In the bit quantization method of a multi-layered artificial neural network executed by a system including a processor,
calculating, through the processor, an amount of computation for each layer of the multi-layered artificial neural network;
selecting, through the processor, the activation map data of the layer in an order of activation map data of a layer having a high computational amount or in an order of activation map data of a layer having a low computational amount;
a bit quantization step of reducing, by the processor, a size of a data representation of the selected activation map data in units of bits;
determining, through the processor, whether the accuracy of the multi-layered artificial neural network is equal to or greater than a target value after the bit quantization step; and
When, through the processor, the accuracy of the multi-layered artificial neural network is equal to or greater than the target value, performing the bit quantization step again.

In the bit quantization method of a multi-layered artificial neural network executed by a system including a processor,
Through the processor, the bit size of data for parameters including one of weight data, feature map data, and activation map data of each layer of the multi-layered artificial neural network is fixed to the maximum, and in each layer, the artificial neural network selecting one parameter for which the search for an accuracy variation point, which is a point at which deterioration of accuracy of , is not performed; a bit quantization step of reducing the size of the data representation for the selected one parameter in bits;
determining, through the processor, whether the accuracy of the multi-layered artificial neural network is equal to or greater than a target value after the bit quantization step; and
When, through the processor, the accuracy of the multi-layered artificial neural network is equal to or greater than the target value, performing the bit quantization step again.

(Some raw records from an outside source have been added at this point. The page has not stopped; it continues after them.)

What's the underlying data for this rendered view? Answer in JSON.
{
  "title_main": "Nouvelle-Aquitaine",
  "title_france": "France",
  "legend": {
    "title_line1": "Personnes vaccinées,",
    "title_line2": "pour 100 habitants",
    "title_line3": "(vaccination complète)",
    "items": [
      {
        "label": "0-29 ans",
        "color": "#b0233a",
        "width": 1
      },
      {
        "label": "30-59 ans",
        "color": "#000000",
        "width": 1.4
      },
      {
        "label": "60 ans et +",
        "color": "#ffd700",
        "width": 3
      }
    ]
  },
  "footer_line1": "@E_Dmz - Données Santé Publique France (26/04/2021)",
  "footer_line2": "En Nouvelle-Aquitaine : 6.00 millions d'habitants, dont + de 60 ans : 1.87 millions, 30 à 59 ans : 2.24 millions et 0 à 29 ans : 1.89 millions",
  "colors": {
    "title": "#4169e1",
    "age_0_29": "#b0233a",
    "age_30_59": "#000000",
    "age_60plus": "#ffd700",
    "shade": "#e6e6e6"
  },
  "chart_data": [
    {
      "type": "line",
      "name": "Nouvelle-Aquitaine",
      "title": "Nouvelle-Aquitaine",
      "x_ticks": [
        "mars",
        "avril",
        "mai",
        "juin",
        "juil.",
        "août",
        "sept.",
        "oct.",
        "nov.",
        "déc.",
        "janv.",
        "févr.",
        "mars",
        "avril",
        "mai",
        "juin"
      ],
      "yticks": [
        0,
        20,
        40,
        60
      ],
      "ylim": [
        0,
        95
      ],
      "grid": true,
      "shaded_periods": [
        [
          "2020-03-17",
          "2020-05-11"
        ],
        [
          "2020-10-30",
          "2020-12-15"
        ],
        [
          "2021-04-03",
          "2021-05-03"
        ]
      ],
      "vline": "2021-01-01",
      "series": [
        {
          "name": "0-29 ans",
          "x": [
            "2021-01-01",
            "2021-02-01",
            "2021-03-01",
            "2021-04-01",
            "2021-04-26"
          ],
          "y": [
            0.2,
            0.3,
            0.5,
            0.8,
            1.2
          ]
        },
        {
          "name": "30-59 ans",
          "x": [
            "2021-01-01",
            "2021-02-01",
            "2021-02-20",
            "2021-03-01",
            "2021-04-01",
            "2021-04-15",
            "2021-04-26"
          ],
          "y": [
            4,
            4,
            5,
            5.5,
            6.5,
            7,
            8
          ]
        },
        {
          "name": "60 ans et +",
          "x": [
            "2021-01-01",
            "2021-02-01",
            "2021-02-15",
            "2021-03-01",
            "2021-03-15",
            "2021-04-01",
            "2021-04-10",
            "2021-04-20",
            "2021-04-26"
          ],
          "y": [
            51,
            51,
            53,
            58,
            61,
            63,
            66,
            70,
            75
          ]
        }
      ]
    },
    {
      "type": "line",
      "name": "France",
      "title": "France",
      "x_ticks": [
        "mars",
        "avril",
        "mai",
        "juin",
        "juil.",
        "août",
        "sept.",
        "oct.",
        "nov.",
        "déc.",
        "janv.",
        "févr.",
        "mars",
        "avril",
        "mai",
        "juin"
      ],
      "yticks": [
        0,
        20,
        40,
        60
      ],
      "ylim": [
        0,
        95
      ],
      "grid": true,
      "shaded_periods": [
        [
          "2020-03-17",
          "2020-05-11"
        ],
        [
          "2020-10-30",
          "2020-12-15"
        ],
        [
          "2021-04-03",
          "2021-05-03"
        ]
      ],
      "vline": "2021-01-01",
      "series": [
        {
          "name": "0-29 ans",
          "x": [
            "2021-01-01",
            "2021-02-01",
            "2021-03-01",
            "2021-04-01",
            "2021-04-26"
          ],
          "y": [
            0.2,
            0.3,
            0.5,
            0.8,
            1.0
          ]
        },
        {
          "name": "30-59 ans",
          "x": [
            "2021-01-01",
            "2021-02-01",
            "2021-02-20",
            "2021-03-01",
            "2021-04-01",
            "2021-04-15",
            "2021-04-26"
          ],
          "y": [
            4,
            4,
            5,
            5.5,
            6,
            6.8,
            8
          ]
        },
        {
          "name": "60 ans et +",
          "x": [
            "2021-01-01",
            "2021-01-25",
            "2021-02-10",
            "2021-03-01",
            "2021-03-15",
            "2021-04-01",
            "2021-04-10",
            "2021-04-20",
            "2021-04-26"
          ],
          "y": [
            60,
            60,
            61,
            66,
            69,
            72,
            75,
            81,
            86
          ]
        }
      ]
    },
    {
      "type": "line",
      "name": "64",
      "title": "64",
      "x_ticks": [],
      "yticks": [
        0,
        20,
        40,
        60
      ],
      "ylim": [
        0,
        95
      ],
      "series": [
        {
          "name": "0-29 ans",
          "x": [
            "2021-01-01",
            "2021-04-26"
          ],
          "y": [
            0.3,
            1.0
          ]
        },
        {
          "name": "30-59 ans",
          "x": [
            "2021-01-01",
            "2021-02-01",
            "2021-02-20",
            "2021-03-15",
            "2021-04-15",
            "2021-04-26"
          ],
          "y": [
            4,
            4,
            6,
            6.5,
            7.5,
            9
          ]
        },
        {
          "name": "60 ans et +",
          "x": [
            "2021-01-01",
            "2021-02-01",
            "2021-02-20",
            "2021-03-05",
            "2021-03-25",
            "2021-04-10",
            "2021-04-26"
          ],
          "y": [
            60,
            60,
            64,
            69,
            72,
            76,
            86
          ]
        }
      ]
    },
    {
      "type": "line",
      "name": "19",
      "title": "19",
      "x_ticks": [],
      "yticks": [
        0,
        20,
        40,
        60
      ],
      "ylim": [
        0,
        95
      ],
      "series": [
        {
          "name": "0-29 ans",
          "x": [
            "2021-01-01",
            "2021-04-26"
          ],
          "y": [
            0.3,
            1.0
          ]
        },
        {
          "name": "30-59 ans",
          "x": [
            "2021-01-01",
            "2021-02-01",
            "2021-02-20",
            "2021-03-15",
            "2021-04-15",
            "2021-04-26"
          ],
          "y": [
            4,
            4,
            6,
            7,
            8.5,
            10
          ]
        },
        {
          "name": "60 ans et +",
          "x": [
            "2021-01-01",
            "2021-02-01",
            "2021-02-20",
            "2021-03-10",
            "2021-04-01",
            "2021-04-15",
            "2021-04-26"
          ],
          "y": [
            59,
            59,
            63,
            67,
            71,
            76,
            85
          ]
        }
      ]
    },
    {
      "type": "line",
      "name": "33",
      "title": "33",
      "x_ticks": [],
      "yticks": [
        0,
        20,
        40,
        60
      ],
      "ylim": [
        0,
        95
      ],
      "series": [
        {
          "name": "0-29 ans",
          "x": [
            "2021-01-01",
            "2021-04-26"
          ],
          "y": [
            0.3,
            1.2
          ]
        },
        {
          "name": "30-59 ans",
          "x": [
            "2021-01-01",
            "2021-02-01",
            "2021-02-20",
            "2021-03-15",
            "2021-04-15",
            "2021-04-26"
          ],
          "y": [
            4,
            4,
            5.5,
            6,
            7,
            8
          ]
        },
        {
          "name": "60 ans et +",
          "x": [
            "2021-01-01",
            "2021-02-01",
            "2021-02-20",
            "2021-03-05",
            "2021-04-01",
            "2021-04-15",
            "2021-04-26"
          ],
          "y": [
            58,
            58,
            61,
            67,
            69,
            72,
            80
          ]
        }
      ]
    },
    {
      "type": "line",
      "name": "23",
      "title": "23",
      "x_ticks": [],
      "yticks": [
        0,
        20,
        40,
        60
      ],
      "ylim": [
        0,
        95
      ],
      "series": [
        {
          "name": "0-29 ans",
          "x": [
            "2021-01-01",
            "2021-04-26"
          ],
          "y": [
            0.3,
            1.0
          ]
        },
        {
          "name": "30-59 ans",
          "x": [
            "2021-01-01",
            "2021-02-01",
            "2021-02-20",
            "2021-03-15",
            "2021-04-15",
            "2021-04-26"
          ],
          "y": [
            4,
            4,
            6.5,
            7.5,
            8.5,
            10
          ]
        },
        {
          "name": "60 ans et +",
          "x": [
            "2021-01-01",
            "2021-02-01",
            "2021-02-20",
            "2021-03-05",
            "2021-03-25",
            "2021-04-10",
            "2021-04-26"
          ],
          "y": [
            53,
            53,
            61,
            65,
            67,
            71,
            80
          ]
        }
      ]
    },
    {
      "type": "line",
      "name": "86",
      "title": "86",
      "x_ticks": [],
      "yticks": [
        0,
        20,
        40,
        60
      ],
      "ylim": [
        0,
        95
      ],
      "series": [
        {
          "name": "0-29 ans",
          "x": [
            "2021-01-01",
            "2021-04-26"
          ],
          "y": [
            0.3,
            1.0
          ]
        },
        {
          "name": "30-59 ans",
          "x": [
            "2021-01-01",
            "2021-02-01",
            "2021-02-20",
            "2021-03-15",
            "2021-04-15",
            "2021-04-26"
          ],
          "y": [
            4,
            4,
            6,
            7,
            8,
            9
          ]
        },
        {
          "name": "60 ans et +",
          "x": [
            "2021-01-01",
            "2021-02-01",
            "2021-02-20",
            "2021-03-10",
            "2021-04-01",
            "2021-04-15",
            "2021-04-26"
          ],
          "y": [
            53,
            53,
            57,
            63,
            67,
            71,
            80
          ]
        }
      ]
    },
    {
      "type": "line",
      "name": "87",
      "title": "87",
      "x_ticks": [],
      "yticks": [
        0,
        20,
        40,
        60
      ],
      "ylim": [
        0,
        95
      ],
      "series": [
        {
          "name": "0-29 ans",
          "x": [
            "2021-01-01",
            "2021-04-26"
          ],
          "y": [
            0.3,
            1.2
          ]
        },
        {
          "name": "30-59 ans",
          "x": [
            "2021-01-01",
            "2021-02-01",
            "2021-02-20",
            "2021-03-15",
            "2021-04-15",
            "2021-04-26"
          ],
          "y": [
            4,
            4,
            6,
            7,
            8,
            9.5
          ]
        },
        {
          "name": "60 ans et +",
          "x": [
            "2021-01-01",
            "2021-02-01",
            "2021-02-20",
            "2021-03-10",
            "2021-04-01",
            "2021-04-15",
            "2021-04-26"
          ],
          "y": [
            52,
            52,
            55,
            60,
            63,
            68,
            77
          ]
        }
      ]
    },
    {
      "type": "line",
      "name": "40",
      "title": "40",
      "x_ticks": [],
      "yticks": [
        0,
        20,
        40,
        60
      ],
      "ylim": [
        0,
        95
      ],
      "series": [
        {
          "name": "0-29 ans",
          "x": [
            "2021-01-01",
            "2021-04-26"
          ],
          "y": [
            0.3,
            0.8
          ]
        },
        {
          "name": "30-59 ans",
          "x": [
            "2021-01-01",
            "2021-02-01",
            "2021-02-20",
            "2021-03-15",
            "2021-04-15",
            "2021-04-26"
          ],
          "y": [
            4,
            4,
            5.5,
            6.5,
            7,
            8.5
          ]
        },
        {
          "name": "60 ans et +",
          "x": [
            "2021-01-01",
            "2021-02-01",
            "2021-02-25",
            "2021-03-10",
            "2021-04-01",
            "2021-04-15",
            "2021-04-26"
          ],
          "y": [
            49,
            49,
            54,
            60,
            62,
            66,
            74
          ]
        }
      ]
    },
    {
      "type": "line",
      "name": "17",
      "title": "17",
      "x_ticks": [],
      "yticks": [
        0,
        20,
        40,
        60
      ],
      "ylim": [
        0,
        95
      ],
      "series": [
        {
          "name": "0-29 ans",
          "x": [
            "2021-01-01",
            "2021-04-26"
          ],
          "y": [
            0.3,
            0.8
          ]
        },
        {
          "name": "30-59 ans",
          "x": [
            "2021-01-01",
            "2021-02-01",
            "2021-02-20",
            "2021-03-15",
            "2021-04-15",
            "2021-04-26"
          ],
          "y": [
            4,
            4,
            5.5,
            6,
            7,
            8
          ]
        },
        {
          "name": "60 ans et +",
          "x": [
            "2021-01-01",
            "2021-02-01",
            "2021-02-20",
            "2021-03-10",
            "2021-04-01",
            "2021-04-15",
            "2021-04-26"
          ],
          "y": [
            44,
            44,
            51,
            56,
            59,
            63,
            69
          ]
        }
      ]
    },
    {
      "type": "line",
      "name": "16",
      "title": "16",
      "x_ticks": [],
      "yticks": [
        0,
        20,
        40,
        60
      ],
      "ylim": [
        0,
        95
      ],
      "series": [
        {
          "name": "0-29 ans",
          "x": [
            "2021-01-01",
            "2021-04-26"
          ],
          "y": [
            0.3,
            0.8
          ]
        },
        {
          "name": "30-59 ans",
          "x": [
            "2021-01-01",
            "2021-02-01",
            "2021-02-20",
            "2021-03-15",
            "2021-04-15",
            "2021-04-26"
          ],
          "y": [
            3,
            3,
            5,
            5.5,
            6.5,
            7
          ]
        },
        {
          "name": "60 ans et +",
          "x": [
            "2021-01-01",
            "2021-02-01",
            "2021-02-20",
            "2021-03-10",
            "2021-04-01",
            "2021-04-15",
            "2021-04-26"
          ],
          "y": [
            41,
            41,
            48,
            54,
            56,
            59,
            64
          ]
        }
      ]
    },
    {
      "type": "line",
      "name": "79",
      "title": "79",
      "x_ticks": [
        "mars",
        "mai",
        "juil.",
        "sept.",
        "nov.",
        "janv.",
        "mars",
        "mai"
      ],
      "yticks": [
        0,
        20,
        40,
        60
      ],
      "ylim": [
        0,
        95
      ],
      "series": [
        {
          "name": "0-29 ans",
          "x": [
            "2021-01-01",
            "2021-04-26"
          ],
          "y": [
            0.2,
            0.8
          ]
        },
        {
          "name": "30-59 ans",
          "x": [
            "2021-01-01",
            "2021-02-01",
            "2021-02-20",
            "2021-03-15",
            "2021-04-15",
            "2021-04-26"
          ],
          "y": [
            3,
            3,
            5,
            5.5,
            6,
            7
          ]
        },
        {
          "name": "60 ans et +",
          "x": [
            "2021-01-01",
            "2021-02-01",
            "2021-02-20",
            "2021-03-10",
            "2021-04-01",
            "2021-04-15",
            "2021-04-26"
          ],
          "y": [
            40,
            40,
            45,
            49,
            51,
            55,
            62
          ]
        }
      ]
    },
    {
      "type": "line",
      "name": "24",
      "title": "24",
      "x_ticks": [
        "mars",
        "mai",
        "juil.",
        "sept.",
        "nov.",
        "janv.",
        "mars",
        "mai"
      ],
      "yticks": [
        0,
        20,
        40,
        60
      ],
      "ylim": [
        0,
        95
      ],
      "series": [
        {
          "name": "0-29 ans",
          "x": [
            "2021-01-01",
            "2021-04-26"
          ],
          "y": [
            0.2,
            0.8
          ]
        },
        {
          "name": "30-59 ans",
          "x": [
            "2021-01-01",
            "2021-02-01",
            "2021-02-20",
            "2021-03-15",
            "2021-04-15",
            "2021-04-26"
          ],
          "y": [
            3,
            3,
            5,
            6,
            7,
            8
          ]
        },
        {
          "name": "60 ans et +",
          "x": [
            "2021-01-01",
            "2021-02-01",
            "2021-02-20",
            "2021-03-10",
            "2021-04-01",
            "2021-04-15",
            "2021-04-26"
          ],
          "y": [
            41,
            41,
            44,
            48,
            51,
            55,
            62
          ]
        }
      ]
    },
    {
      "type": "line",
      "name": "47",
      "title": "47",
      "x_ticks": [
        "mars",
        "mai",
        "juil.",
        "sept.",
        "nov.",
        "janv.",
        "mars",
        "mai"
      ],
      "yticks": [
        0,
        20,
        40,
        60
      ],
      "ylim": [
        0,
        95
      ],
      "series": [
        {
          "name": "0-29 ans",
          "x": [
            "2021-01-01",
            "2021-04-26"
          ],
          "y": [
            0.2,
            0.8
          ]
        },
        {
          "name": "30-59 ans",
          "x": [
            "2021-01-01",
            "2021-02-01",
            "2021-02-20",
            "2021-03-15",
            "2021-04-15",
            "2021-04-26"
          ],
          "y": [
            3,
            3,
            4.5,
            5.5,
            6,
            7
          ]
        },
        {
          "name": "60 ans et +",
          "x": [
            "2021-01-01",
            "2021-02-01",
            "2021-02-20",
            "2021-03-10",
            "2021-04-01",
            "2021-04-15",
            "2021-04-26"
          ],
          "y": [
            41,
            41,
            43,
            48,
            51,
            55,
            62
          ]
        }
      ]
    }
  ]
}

14. The method according to any one of claims 10 to 13,
When the accuracy of the multi-layered artificial neural network is less than the target value, determining the size of the data representation for the selected at least one parameter that satisfies the accuracy greater than or equal to the target value as the final number of bits for the selected at least one parameter; A method further comprising:

15. The method of claim 14,
selecting at least one parameter for which the final number of bits for the plurality of parameters is not determined, and repeatedly executing the bit quantization step to determine the final number of bits of the at least one parameter for which the selected final number of bits is not determined; further comprising the method.

14. The method according to any one of claims 10 to 13,
The method according to claim 1, wherein the bit quantizing step of decreasing in bits is configured to decrease in units of 1 bit.

14. The method according to any one of claims 10 to 13,
wherein the bit quantizing step is bit quantized to reduce a storage size of at least one of a buffer memory, a register memory, and a cache memory configured to store the selected at least one parameter.

14. The method according to any one of claims 10 to 13,
The number of bits of the multiplier and the adder of the processing unit for processing the bit-quantized multi-layered artificial neural network is designed to correspond to the number of bits according to the result of the bit quantization step, the method.

14. The method of claim 13,
The method further comprising the step of setting the number of bits of the parameter of each layer of the multi-layered artificial neural network to be 2 bits larger than the number of bits immediately before the accuracy change point.